With a mass at around 170 times that of the proton, the top quark is the heaviest known elementary particle.
First observed in proton-antiproton collisions at the Tevatron collider 25 years ago, this particle is also a unique and potentially very powerful tool to understand the inner content of nuclear matter.
The creation of a particle-antiparticle pair of such a massive quark requires for a large amount of kinetic energy to be converted into mass through a single, elementary interaction.
Quarks and gluons inside protons and neutrons have a very large spread in energy. Therefore, only a tiny fraction of their collisions pass the threshold energy required for top quark production to occur.
This means that, by selecting events containing top quarks, one is implicitly studying only the most energetic elementary collisions. As a consequence of the Heisenberg principle, these collisions probe the smallest space-time distances.
The top quark’s large mass also results in it decaying faster than any other known quark.
While the average lifetime of a top quark is of the order of a yoctosecond (10-24 s), the lifetime of its sibling, the bottom quark, is of the order of a picosecond (10-12 s).
This matters because a yoctosecond is still hundreds of times shorter than the time required for quantum chromodynamic (QCD) processes to take place.
These QCD processes include hadronization, which ‘dresses’ all other quarks until the final state only contains color-neutral particles, where color is the QCD equivalent of charge.

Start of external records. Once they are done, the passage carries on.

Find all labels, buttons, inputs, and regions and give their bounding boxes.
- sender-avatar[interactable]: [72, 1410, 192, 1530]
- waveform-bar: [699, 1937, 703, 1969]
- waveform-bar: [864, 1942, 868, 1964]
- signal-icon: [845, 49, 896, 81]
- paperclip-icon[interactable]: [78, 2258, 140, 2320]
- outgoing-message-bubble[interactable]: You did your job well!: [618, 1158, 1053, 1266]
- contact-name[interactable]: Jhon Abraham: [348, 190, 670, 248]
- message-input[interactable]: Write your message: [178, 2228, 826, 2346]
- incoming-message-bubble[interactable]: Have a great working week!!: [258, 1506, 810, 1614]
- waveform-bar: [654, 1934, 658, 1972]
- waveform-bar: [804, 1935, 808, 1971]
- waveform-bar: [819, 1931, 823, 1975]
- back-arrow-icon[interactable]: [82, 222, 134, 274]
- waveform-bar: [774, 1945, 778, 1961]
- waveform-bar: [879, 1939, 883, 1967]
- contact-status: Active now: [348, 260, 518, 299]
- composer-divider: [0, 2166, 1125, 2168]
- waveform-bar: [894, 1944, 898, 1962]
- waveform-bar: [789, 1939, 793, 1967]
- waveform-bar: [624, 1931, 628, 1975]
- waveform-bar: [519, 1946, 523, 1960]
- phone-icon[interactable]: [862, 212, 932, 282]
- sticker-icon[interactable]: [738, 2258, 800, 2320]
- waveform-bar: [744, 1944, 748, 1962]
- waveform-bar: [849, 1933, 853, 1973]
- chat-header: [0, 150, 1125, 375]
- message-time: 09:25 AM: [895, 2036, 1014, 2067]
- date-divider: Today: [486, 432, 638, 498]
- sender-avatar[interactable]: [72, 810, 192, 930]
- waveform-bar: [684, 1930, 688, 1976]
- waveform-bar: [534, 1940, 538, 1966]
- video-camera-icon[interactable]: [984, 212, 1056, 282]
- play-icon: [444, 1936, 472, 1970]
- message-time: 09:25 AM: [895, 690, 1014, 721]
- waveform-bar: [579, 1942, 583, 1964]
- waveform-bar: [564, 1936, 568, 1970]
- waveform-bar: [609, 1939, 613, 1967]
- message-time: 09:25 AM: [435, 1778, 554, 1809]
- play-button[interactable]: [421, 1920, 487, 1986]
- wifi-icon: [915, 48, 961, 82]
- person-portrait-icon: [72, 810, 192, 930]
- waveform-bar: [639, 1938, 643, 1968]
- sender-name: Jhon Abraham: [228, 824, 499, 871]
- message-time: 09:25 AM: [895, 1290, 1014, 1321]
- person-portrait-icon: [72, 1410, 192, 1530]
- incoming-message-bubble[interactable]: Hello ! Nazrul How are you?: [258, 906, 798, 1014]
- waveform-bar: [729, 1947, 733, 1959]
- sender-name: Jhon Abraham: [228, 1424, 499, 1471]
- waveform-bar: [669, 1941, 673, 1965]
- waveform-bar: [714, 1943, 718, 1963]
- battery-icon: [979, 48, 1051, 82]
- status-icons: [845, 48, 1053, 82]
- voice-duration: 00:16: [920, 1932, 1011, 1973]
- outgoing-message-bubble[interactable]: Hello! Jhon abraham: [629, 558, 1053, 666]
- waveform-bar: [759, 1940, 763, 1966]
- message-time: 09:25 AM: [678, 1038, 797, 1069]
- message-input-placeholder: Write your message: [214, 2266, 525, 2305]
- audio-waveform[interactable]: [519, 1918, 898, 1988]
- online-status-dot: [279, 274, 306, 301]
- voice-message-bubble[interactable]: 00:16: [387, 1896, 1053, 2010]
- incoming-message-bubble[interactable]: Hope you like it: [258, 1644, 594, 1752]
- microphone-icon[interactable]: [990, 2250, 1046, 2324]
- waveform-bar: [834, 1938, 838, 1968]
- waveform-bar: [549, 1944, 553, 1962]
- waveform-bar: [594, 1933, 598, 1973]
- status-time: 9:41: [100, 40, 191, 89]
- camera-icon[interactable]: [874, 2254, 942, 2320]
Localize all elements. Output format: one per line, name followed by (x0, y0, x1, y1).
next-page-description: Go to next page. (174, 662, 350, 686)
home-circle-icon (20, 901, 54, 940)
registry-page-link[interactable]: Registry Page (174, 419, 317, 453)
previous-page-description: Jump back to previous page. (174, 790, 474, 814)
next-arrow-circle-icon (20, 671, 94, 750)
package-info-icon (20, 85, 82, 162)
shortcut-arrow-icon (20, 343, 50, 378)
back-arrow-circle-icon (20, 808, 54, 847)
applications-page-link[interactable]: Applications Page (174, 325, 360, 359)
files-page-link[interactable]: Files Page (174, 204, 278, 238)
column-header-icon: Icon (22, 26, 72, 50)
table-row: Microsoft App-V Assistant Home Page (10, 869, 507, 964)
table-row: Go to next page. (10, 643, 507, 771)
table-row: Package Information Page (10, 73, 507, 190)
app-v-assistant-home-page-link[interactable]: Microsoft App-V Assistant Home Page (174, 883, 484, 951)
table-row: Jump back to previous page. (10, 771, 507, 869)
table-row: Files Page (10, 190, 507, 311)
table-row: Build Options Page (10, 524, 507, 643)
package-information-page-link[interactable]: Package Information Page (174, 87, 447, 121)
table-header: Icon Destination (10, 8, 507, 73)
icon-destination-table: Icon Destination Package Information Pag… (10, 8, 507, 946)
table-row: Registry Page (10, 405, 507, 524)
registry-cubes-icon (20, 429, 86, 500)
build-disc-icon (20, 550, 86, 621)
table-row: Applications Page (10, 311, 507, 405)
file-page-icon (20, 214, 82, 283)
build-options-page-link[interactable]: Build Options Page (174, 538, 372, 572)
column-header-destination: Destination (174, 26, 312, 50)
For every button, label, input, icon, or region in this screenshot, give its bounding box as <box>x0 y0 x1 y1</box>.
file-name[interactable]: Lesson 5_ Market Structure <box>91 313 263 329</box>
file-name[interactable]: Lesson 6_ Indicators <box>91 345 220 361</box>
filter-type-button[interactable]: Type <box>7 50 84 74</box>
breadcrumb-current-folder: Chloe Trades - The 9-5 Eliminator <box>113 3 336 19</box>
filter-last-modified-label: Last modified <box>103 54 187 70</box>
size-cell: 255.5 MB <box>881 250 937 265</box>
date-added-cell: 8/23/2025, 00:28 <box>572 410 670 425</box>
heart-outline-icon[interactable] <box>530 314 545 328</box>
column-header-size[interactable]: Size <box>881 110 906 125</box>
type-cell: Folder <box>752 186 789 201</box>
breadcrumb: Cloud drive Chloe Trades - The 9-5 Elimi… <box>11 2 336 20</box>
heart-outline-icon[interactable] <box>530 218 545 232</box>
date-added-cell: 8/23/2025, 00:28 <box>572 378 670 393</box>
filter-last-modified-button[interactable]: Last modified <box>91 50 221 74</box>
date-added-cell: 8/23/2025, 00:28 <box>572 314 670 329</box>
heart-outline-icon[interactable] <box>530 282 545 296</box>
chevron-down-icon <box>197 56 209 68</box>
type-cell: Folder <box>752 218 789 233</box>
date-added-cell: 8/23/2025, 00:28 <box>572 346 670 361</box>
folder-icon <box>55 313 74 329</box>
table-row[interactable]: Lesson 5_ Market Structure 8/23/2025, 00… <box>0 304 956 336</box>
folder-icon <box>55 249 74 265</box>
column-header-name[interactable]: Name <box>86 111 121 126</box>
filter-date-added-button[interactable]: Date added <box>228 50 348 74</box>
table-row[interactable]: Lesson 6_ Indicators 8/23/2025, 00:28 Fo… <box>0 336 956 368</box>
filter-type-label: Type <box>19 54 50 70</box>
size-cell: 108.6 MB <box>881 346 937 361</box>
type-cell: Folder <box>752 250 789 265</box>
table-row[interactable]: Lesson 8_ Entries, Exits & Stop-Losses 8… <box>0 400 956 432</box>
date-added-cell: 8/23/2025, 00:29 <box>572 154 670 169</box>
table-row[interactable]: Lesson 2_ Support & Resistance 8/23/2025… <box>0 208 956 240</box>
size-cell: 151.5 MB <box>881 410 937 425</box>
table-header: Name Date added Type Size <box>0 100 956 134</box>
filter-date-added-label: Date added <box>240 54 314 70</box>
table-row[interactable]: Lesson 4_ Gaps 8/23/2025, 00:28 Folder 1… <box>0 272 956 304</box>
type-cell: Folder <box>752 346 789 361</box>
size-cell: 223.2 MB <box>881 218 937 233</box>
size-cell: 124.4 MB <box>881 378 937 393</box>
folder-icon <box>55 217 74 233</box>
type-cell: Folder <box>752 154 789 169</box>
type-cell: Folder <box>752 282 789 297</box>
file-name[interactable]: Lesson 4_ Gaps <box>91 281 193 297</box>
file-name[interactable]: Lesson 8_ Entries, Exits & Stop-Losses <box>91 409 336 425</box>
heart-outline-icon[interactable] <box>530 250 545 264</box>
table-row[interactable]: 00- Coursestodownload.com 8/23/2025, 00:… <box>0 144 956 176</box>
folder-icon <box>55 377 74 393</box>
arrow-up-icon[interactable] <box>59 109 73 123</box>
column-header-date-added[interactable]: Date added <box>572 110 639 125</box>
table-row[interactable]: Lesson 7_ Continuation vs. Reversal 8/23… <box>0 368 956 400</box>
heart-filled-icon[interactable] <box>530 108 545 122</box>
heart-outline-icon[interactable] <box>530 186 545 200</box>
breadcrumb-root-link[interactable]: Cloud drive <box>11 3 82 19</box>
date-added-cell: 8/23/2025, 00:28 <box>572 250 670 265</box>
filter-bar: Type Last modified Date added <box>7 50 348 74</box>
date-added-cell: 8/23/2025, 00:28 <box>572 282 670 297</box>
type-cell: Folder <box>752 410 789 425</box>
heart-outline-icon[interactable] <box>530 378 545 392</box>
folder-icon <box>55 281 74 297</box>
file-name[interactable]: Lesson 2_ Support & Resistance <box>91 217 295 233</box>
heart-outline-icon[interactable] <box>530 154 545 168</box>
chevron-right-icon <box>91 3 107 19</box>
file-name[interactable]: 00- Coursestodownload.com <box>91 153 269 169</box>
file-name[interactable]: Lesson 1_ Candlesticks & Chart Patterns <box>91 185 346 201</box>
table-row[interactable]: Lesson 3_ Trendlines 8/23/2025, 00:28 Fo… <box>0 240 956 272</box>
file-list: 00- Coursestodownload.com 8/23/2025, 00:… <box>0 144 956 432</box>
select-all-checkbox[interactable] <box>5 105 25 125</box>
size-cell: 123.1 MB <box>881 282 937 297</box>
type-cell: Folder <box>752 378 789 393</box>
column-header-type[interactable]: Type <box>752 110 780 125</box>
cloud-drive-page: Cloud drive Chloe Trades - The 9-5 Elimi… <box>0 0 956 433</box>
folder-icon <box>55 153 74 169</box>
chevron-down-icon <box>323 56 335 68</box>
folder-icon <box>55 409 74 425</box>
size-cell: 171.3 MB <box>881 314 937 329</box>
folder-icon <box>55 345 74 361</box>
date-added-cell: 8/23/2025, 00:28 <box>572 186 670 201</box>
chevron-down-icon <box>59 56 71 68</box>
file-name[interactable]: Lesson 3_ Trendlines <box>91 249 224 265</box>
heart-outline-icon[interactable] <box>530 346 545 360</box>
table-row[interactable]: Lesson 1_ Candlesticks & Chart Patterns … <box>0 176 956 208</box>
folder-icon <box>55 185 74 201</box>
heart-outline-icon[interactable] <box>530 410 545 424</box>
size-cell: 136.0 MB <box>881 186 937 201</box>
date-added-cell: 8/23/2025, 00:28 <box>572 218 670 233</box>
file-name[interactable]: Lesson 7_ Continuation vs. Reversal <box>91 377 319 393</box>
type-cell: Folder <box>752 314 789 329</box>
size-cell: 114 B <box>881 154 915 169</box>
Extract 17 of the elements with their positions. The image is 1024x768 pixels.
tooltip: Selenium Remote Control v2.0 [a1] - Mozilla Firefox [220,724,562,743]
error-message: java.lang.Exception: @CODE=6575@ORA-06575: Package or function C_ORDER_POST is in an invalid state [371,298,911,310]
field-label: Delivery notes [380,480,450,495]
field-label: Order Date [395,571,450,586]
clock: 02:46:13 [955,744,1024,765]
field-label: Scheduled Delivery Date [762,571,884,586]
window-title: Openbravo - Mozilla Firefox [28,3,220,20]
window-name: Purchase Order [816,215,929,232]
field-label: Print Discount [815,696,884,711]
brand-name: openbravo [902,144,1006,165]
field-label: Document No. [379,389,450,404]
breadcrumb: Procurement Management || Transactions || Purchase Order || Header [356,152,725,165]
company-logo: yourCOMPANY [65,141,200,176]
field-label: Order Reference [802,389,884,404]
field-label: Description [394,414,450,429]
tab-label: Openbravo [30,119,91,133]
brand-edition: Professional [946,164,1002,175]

Additional examples are the formation, expansion and cooling of the quark-gluon plasma, which are each estimated to require a timescale of the order of 10-22 s.
Therefore, unlike the other quarks, the top quark decays before such processes can occur. It can also decay within the quark-gluon plasma itself. This decay produces other quarks that experience intense interaction with the quark-gluon plasma.
From the above reasons, top quarks can provide insights into the highest energy collisions. They also enable physicists to study how the quarks produced from top quark decay experience a ‘quench’ in their energies through interactions with quark-gluon plasma.“Faster-moving top quarks provide later-time snapshots,” said Dr. Guilherme Milhano, a physicist at CERN.“By assembling snapshots taken with top quarks at a range of different speeds, we hope that it will eventually be possible to create a movie of the quark-gluon plasma’s evolution.”
“The new CMS result represents the very first step down that road.”
The CMS collaboration saw evidence of top quarks in a large data sample from lead-lead collisions at an energy of 5.02 TeV.
The researchers searched for collisions producing a top quark and a top antiquark.
These quarks decay very quickly into a W boson and a bottom quark, which in turn also decay very rapidly into other particles.
The scientists looked for the particular case in which the final decay products are charged leptons (electrons or their heavier cousins muons) and ‘jets’ of multiple particles originating from bottom quarks.
After isolating and counting these top-antitop collision events, they estimated the probability for lead-lead collisions to produce top-antitop pairs via charged leptons and bottom quarks.
The result has a statistical significance of about four standard deviations, so it doesn’t yet cross the threshold of five standard deviations that is required to claim observation of top-quark production.
But it represents significant evidence of the process — there’s only a 0.003% chance that the result is a statistical fluke.
What’s more, the result is consistent with theoretical predictions, as well as with extrapolations from previous measurements of the probability in proton-proton collisions at the same collision energy.
“Our result demonstrates the capability of the CMS experiment to perform top-quark studies in the complex environment of heavy-nuclei collisions,” said CMS physicist Dr. Georgios Krintiras, a postdoctoral researcher at the University of Kansas.“And it’s the first stepping stone in using the top quark as a new and powerful probe of the quark-gluon plasma.”